Sigur Ros – Kveikur
by Nick Hugon (International Affairs), published June 24th 2013
Moldy | Stale | Edible | Fresh | Tasty!
A little more than one year ago, Sigur Rós ended a four-year hiatus with the release of Valtari, an album that was met with more relief than praise by the Reykjavik band’s worldwide fanbase. The 2008-2012 break featured all the worrying signs of a band that was dying–the scrapping of an entire album, a second band documentary and two solo releases by lead vocalist Jónsi Birgisson (including the soundtrack to We Bought A Zoo). By the time the band eventually released Valtari in May of 2012, the assurance that Sigur Rós still had a pulse was good enough for most people, and the soothing but forgettable album was largely forgiven.
The confirmation of Kveikur’s existence in early November of 2012 was a surprising indication of a return to the band’s early-career prolificacy. Even more surprising was the palpable excitement expressed by the band that seemed to suggest that even they were underwhelmed with Valtari, with the band’s own emails calling the album “largely-untourable.” A later email excitedly buzzed that people who had heard Kveikur were calling it the best Sigur Rós album since 2006’s Takk…, and that the band’s new, “aggressive” music was thoroughly exhilarating.
The band’s categorization of their new music as “aggressive” was rightfully met with anticipation. Sigur Rós has made a career through transmitting sentiments of nostalgia, remorse or celebration, but they’ve never really dealt with darker emotions. With a massive heritage of Scandinavian metal to draw on to supplement an inimitable and effortlessly addictive sound, an angry Sigur Rós is a recipe for some of the most frightening, impactful and altogether glorious music a lot of people will have ever experienced.
That expectation is mostly fulfilled on Kveikur; where Sigur Rós executes their new sound, the result is colossal. Opening track “Brennisteinn” pulses with nightmarish, grinding instrumentals that transform Birgisson’s cooing falsetto into an unsettling, otherworldly sneer. By the end of the song, soft, swelling horns ground Sigur Rós right where they need to be–immersed in the terror they have committed to creating while adhering the instrumental standards they’ve relied on in the past to craft beautiful moments alongside potent emotional cues. On follow-up “Hrafntinna,” the mood deescalates palpably as the band returns to more familiar instrumental territory, but epic melodies mark the track as decidedly in line with Kveikur’s promised tone.

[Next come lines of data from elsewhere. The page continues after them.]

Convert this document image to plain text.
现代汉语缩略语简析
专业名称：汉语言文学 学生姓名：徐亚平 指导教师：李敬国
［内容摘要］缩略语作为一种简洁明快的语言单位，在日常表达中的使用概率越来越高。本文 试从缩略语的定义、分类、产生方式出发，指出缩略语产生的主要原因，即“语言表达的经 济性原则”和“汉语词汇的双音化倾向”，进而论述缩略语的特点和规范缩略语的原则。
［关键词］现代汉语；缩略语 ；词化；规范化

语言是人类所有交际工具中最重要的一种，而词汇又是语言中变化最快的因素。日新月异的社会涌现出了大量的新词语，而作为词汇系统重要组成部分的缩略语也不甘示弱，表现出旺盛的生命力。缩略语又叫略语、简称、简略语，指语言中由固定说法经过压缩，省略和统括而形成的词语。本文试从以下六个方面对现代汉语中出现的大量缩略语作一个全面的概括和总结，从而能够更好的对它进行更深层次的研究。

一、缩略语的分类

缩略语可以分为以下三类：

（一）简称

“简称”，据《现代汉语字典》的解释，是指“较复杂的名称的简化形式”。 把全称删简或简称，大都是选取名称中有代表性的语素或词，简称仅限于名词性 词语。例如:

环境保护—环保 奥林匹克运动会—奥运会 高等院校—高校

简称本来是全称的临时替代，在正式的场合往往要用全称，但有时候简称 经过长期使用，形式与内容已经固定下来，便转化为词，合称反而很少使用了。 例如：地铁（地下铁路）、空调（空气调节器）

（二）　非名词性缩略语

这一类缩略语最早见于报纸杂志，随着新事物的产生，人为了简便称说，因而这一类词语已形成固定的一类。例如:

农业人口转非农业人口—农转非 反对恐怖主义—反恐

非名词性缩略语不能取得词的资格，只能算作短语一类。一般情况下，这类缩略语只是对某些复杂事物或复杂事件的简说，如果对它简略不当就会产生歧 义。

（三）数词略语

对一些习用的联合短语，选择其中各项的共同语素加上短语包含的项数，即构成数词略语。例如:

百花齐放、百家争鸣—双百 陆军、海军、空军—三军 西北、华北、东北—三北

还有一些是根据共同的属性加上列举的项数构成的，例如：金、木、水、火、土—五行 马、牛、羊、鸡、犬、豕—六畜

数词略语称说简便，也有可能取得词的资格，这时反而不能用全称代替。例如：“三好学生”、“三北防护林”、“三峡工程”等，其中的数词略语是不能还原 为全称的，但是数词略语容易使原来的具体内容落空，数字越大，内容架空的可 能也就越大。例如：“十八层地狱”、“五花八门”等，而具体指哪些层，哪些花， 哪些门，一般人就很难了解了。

Then, things take a turn for the worse. Second single “Isjaki” is probably the most straightforward pop song in Sigur Rós’ catalog, and its dancey, bubblegum chorus is conspicuously out of place even among the band’s more uplifting songs. “Yfirbord” approaches a return to form with some clever vocal distortion darkly echoing Birgisson through the song, but by the end of “Stormur,” Kveikur’s fifth track, you could be forgiven for wondering what happened to all the promised aggression.
Right on time, Kveikur’s title track ushers back heaving instrumentals and some of the band’s most prominent percussion to date. Birgisson’s voice is transformed like we’ve never heard it before until the soaring chorus that again finds Sigur Rós expertly balanced between their traditional style and their new, terrifying sound.
But from “Kveikur” to the end of the album, the Icelanders take a step back again. “Rafstraumur” attempts to reignite but comes off more celebratory than desperate, and “Bláprádur,” though its instrumental pulses are effective, isn’t memorable when held against Sigur Rós’ sky-high standards.
The fact that Kveikur’s two longest tracks are also its first two tracks somewhat makes the album fly by; 10-minute marathons like Takk’s “Milano” or Ágætis Byrjun’s “Viđrar Vel Til Loftárása” are conspicuously absent. By the end of the record, you can’t help but feel that you’ve been deprived of basking in a final sonic boom.
Though less uniformly constructed than Valtari, Kveikur is still an improvement simply due to the return of “moments.” Sigur Rós have capably demonstrated that they haven’t sunk into a band that makes background music, but more importantly, they’ve shown that they still have good ideas. Kveikur has slightly fewer than we’re used to from this band, but the turn to aggression was decidedly a good one; what better way to follow up a very sleepy album than with one that slams you to the ground.